Dogalize
- Website type: Social Network
- Available in: English, Spanish and Italian
- Owner: Sara Colnago
- Website: www.dogalize.com
- Registration: Yes
- Users: 350,000
- Current status: active

= Dogalize =

Social network

Dogalize is a social network dedicated to pet animals. It is based in Milan, Italy. The network allows users to geolocate other pet owners and find pet-friendly places. The site has around 350,000 users. It received the Innovation IT award in 2016 from the President of Italy.

==About==
The social network was founded in 2014 by Sara Colnago. It was started as an experiment in telemedicine, a service allowing owners of pets to video call any available veterinarian. Later they developed the idea of implementing communities and sections dedicated to the kennels, the sponsorship and food banks for pets.

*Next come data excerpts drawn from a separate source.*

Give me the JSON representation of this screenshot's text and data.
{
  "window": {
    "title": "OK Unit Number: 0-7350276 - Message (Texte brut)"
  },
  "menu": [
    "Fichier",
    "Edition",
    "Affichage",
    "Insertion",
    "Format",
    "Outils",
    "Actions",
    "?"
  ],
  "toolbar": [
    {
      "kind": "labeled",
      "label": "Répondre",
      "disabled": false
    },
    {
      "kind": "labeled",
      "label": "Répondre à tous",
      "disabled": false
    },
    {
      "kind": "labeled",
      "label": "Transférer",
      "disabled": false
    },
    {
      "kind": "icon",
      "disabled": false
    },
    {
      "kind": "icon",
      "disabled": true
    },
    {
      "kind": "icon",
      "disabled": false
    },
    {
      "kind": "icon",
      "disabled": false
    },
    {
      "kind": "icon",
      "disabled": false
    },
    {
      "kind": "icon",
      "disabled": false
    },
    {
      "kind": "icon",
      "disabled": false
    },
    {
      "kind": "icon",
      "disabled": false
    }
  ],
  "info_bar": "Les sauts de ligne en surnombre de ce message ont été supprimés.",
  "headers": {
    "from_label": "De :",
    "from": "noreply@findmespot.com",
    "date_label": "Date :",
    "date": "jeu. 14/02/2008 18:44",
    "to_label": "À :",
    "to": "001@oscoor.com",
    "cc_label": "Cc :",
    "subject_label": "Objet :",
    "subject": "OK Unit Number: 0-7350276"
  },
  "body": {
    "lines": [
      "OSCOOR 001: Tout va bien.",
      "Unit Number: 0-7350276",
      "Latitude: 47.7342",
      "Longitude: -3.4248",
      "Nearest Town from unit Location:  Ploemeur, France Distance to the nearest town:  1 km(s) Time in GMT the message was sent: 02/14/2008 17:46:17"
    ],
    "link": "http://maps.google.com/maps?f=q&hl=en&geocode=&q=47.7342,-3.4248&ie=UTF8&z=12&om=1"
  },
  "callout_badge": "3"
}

The website allows users to meet other dog owners, chat with them, ask for opinions on veterinary questions or share videos and photos. Around 70% of the users are Italian and the remainder are from Latin American countries. The site also has smartphone app for Android and iOS platforms.

- Map services
The company has a map service named "Dogalize Maps", which shows facilities that accept pets as well as pet sitter services and educators near the user. The map currently lists around 30,000 facilities and services. Pet-friendly businesses must sign up as a Dogalize Partner to be listed on the map.

- Dogalize Educators
On 5 January 2016, the company released "Dogalize Educators", a free e-book with practical advice for pet owners on how to educate and live with their dogs. It was released on Amazon, Google Play Books platforms, e-Coop libraries, Feltrinelli and Rizzoli.

==Awards==
- The 2016 Innovation IT award from the Government of Italy.
- Best application in the category "Community & Social" at SMAU 2013.
- 2015 Oscars of the Internet, awarded by the Webby People's Voice.